AlertMe supports Lowe's residential energy management platform

The cloud-based solution called Iris enables homeowners to control thermostats and security, and will be available in 500 stores by the end of August.

U.K. software company AlertMe is bringing its cloud-based smart energy management application to the United States through a partnership with home improvements retailer Lowe's Companies.

AlertMe's technology can be accessed through a Web browser or via smartphones that use the Apple iOS or Android operating systems.

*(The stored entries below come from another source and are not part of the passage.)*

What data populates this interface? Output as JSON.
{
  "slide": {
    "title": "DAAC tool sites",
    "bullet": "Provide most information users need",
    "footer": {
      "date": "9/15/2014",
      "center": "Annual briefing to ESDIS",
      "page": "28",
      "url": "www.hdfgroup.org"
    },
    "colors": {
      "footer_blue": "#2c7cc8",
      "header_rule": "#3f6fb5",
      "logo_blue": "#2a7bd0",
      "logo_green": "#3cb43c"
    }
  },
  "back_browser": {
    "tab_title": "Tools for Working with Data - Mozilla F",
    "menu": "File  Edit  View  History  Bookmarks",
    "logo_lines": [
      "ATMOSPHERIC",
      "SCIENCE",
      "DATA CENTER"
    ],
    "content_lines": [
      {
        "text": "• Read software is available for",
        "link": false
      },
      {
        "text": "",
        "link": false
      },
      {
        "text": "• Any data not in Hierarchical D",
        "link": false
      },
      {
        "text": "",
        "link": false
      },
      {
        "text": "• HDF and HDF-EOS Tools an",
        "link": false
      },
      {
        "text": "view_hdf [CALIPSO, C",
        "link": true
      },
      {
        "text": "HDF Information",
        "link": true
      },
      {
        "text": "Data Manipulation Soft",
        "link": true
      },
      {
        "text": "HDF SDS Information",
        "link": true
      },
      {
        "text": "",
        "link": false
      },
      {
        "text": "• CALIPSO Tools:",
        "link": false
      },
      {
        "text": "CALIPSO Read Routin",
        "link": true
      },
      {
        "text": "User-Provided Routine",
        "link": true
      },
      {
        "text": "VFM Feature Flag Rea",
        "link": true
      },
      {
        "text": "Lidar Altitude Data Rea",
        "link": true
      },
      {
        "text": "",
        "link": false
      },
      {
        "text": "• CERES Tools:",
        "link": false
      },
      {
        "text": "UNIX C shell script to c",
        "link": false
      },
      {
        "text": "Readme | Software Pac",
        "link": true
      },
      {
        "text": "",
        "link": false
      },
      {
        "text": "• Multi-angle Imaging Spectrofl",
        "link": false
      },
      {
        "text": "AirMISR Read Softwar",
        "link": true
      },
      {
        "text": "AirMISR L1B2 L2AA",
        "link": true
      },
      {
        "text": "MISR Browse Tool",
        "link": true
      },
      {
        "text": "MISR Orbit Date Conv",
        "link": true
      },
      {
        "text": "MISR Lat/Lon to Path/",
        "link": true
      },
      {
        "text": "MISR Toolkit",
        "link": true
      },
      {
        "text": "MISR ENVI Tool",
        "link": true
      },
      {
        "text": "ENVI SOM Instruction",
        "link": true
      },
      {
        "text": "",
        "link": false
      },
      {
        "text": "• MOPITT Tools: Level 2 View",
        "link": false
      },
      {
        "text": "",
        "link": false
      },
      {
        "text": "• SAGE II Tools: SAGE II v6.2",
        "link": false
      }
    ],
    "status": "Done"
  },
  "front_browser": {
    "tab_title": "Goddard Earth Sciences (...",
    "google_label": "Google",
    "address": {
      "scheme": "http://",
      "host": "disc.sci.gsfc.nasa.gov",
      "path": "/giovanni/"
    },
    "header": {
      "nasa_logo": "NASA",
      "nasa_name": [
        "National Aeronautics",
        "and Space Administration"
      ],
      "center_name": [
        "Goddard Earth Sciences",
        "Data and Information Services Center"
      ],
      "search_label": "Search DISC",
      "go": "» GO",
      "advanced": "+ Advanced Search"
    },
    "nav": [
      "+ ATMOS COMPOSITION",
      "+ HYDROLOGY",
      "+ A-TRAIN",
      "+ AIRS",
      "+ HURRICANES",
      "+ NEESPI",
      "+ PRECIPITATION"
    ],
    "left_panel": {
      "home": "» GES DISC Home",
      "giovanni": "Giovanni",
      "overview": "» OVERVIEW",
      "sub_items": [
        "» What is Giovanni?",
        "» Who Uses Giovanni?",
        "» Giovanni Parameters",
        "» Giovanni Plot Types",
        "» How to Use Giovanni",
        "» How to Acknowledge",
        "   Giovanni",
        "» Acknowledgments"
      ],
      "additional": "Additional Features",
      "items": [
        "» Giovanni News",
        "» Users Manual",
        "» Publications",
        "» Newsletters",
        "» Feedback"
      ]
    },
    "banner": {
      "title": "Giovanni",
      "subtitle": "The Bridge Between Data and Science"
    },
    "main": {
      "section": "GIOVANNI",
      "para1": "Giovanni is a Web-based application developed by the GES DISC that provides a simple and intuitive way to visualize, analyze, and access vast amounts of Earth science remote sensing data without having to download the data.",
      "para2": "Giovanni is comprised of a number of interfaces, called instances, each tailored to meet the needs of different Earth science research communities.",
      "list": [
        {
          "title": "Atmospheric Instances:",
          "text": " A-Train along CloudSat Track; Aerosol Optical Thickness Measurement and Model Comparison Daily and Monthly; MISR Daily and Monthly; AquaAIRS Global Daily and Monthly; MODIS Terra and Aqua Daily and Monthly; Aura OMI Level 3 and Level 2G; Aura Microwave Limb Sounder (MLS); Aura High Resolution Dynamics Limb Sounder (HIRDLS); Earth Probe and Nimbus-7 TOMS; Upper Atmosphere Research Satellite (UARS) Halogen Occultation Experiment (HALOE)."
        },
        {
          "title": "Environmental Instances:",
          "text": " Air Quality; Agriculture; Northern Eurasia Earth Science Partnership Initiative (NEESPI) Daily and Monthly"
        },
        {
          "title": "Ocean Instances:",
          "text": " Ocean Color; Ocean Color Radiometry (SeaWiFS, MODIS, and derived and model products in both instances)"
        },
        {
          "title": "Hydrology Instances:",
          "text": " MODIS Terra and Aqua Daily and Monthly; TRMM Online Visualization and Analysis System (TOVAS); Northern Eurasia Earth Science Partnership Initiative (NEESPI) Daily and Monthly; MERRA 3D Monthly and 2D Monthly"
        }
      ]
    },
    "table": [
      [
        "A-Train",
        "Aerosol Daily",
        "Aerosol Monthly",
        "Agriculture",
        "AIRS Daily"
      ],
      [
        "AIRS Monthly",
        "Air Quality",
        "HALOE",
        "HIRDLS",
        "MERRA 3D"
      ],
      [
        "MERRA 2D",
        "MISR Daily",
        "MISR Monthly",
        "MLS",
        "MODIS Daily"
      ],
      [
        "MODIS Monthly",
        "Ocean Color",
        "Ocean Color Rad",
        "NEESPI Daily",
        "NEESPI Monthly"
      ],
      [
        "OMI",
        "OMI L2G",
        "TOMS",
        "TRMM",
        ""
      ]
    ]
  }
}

AlertMe's hub, which supports multiple wireless communications protocols, coordinates the signals coming from devices throughout your home; devices need to be connected to a smartplug to be considered part of the network. The application can read signals from third-party manufacturers that support the same communications protocols. But generally speaking, most of the intelligence is within the AlertMe cloud.

"We have the view that the thermostat should be less complex and the processing power should be in the cloud," said David Bercovich, vice president of business development for AlertMe. "We are priced for the mass market."

Thus the relationship with Lowe's, which has simplicity at its core. The solution comes in three different configurations:

  • Iris Comfort & Control ($179) - Along with the Iris hub, the kit includes a thermostat that allows you to set energy parameters remotely.
  • Iris Safe & Secure ($179) - The kit includes an Iris Hub, a keypad, and door, window and cabinet sensors. The main focus is on security, as the name suggests.
  • Iris Smart Kit ($299) - This configuration combines home energy management and security functions, so it includes all the items listed above.

The basic monitoring service once you get the system installed is free, offering alerts when certain settings are triggered, support for remote control of devices via a smartphone or Web browser, and access to remote streaming for any cameras that are installed in the home. A Premium version of that service is necessary in order to program schedules that happen when you're away; that service costs $9.99 per month, although there is no long-term contract attached.

The Iris solution should be available in about 500 stores by the end of August. When I spoke with Bercovich this spring, he said the initial focus would be on markets that are especially receptive to smart home applications, such as California.



AlertMe also has a relationship with British Gas. Under that deal, AlertMe provides an application that works with smart meters that are being piloted in about 10,000 homes this summer and that are supposed to be rolled out more widely starting in the fall. British Gas is the U.K.'s biggest domestic energy provider, with more than 15.9 million energy accounts.

Discussing that relationship, AlertMe CEO Mary Turner said:

"This is a great opportunity to ensure that customers beneift from smart meters above and beyond just getting an accurate bill. We can take the smart meter information, put it in context and make the most relevant recommendations to help customers market simple decisions that can save them a lot of money."


AlertMe's backers include Index, VantagePoint, Good Energies, Crysalixset and British Gas.